Okullar açılıyor!!

Okullar açılıyor!!

2017-2018 eğitim-öğretim döneminin başlamasına çok az kaldı. Tüm başlangıçlar kaygı vericidir, yetişkinler için de çocuklar için de. Yetişkinler olarak yeniliklerle deneyimlerimizden dolayı daha kolay başederiz. Çocuklar için ise yeniliklerle başetmek çok daha zorlayıcıdır, bu süreçte ebeveynlerin ve diğer yetişkinlerin destekleyici tutumlarının büyük önemi vardır.
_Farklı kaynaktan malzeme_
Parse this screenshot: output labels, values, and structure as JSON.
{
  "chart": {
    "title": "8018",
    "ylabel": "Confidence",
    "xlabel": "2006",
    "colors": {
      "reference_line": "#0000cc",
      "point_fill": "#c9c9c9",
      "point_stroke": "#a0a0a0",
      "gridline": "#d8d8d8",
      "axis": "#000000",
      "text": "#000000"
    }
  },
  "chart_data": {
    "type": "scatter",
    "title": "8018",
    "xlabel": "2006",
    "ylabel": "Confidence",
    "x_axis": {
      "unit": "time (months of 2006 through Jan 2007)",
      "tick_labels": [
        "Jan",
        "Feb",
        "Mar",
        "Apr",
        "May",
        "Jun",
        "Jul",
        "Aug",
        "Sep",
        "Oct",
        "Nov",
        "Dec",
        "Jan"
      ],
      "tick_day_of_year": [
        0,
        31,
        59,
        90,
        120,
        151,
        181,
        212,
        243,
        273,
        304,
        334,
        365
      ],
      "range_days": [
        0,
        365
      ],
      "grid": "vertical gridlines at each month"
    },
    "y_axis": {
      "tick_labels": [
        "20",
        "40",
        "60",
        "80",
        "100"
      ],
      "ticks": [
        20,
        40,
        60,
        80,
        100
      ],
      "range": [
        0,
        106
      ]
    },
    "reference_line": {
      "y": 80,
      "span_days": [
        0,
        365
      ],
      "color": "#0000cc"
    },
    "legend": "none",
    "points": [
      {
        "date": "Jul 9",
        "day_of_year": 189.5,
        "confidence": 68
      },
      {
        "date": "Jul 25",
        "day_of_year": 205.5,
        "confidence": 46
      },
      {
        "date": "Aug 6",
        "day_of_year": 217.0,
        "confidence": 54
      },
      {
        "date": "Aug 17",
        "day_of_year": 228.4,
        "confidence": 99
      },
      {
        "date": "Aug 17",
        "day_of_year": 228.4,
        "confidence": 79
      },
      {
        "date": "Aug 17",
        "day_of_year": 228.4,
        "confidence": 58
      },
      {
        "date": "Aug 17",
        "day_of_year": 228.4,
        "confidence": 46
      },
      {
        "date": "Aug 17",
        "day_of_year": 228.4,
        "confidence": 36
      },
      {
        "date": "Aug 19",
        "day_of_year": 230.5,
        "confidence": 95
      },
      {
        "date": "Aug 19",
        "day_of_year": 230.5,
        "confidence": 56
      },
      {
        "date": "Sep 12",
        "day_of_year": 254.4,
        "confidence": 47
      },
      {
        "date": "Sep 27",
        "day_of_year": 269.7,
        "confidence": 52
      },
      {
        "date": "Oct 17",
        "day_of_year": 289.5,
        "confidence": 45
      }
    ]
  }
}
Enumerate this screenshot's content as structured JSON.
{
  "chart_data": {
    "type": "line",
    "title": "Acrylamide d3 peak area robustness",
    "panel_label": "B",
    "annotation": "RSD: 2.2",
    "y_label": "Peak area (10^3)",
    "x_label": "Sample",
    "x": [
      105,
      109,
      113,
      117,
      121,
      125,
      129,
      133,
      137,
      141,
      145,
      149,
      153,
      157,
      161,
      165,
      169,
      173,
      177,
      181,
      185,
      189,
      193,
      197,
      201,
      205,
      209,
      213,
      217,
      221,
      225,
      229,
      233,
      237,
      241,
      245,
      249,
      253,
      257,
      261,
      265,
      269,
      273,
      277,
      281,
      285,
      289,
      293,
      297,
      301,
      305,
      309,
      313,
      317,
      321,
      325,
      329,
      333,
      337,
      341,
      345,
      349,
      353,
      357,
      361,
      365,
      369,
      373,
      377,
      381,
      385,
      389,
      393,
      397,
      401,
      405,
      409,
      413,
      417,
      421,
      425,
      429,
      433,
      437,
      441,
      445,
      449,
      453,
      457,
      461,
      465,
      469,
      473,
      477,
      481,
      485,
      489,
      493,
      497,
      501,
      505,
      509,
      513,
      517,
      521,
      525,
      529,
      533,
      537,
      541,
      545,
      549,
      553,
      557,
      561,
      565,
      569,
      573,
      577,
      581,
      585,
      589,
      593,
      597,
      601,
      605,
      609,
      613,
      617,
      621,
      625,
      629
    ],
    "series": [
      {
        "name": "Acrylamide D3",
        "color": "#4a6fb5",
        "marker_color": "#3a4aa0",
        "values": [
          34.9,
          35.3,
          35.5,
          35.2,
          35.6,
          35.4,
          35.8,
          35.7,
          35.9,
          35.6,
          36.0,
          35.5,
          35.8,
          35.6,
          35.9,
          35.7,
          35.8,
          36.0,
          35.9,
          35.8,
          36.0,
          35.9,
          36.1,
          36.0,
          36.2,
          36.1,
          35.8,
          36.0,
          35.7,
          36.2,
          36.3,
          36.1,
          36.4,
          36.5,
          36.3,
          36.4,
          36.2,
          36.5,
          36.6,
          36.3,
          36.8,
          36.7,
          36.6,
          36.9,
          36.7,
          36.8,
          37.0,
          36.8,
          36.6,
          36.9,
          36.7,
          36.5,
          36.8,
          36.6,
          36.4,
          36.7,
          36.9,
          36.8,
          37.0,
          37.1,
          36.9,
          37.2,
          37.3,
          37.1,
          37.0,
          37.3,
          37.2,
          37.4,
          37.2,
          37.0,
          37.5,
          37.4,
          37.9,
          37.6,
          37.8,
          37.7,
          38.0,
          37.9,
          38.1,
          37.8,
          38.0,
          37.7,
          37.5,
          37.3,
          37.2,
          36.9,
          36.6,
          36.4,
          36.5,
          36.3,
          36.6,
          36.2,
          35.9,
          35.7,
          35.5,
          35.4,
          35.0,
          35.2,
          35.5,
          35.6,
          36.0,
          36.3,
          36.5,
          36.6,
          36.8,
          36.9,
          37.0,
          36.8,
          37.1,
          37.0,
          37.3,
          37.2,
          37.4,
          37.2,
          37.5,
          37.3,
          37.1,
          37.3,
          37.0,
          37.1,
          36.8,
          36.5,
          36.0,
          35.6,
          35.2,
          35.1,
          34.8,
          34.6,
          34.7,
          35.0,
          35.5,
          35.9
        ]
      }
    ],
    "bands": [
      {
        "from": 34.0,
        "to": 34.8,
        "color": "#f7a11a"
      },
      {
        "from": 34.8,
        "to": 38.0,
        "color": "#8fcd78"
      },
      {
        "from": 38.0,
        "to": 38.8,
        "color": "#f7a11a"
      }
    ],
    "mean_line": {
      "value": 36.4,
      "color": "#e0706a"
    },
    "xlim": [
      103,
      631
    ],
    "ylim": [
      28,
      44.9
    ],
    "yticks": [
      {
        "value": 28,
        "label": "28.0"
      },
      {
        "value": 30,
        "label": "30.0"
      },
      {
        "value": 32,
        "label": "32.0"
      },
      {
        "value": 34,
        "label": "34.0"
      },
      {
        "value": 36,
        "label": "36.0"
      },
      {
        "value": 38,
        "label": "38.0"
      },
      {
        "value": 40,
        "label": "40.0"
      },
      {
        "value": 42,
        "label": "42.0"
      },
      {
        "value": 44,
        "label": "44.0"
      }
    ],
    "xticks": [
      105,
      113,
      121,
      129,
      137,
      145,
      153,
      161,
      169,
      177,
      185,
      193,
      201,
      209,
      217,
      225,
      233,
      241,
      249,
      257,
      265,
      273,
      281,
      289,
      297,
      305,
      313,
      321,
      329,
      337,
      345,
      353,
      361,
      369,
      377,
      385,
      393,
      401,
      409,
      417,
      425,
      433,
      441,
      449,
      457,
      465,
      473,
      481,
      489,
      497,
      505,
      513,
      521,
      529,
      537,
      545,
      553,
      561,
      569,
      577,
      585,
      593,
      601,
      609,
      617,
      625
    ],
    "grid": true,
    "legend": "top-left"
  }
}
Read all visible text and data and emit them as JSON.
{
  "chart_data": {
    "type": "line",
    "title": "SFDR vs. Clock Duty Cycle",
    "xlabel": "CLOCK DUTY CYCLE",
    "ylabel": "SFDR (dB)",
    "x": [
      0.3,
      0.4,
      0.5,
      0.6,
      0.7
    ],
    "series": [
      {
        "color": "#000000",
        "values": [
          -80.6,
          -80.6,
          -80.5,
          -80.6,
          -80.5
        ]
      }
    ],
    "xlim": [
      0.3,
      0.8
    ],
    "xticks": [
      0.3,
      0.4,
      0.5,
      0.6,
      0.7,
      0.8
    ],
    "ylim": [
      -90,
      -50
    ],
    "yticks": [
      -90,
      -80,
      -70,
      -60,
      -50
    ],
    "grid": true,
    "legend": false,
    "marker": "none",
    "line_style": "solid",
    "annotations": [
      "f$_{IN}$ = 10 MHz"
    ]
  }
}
Özellikle okul öncesi eğitime ya da ilkokul 1. Sınıfa başlama süreci çocuklar için, dolaylı olarak da ebeveynler ve eğitimciler için uygun ele alınamadığında kaotik bir duruma dönebiliyor. Bu süreçte nasıl tutum takınıldığı çocuğun gelişimi ve başetme becerileri açısından büyük önem kazanıyor.

Okul öncesi eğitimi için ailelerin genelde ‘istemiyorsa gitmesin’ ya da ‘zaten oyalansın diye gönderiyoruz’ şeklinde olan bakış açısı hem okul öncesi eğitim bilincini köreltiyor hem de çocuğun düzenli-disiplinli bir hayata adapte olmasını zorlaştırıyor.

Çocuk okul öncesi dönemde kendisi için neyin doğru neyin yanlış olduğuna karar verecek düzeyde yetkin değildir. Çocuğumuzun zekasıyla da bu durumun ilgisi yoktur.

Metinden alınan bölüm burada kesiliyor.